23 July 2014
Out of the West
Lots of jazz good seems to come from Perth, but it's a long way away and we don't get it too often. It was a mid-winter Canberra Sunday night and the audience was far too sparse, but JC5 played at Smiths for their "Legit East Coast Tour Experience". JC is James Cross and he's the leader and trombonist and composer for much of the material. This music was essentially electric, richly effected, rock rhythmic and structurally complex. The two front horns, tenor and trombone, could be softly spoken, played in parallel lines for a head, or soloing with echoes and envelopes. The piano was Rhodes, but with a Moog pedal and more, so seldom sounding just of an electric piano. I could hear Herbie and the like, playing with tone, strongly played but also other-worldy. Bass was also a mélange of tones, sometimes through technique (fingers, slap, pick, thumb, chords), other times with a deep added octave, always with a Jaco punch of the bridge pickup and with a lovely edge. Nice bass and plenty of interesting solos. Just the drums were uneffected: just solid, rock rhythms with sharp fills and taps. Like the bass, working the octaves, syncopating the groove and filling with some lovely twisty bits.
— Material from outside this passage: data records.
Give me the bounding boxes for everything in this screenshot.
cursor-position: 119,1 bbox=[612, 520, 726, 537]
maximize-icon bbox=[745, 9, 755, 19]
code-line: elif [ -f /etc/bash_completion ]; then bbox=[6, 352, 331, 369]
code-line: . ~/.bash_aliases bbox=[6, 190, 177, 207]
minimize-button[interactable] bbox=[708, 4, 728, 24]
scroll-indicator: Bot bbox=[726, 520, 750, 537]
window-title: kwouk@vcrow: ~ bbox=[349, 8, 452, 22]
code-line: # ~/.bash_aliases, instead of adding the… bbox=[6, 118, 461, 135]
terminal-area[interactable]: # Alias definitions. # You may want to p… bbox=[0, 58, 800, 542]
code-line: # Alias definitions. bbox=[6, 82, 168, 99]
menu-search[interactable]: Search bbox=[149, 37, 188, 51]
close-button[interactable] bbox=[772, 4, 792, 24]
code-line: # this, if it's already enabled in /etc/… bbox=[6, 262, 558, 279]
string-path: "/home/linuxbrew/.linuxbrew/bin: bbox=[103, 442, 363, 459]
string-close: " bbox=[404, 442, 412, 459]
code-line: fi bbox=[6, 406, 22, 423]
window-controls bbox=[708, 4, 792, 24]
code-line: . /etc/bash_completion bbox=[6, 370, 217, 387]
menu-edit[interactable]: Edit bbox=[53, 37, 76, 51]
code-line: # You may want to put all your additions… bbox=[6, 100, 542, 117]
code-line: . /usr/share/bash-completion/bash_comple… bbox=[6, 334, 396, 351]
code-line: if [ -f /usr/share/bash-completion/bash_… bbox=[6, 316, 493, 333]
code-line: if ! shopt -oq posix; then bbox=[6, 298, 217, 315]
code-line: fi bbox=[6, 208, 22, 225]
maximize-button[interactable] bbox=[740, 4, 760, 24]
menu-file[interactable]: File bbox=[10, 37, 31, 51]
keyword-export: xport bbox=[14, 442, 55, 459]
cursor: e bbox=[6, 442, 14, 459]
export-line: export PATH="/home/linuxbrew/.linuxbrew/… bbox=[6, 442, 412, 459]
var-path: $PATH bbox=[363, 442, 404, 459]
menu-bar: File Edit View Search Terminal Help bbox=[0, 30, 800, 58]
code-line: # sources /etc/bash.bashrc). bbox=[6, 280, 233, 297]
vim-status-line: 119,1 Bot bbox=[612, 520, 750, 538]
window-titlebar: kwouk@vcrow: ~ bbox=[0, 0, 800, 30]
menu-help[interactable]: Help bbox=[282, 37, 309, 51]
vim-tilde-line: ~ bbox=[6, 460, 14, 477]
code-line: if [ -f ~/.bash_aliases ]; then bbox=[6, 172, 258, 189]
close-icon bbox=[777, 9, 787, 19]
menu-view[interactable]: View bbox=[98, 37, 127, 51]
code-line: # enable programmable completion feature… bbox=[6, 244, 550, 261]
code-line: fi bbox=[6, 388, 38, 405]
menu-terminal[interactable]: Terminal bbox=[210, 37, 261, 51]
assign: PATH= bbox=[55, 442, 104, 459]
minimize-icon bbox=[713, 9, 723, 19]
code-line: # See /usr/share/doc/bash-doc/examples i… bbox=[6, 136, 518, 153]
There were strange times, some ornery rhythms, unexpectedly dropped beats, patterns swapping in and out. I counted one tune as 12 split into repeating 3-4/2-3 changing to a standard 6 divided 3-3. I think that was just one part. Big dynamics, too. One tune dropped to the slightest of drums and bass, just audible, swelling so slowly through piano and sax solos. The penultimate tune was just a lovely ballad sitting unexpectedly in this program: echoing tenor with rolling drums and background colours from piano and trombone. Lovely. It developed into a pushing rock then a riff-based trom solo over drums. I thought of Josh Roseman or Dave Holland with Robin Eubanks and Chris Potter. This is rocky, riffy music with a sweet sound of sax twinned with trom. James said he listens to hip-hop and Kneebody is an influence. And Ellington. Whatever, it sounded fresh and interesting and well played and was considerable fun. Their smiles betrayed that they were having a good time, too. Great gig; too poorly attended.
JC5 were James Cross (trombone), Luke Minness (tenor), Lewis Moody (piano), Marty Holoubek (bass) and Jacob Evans (drums).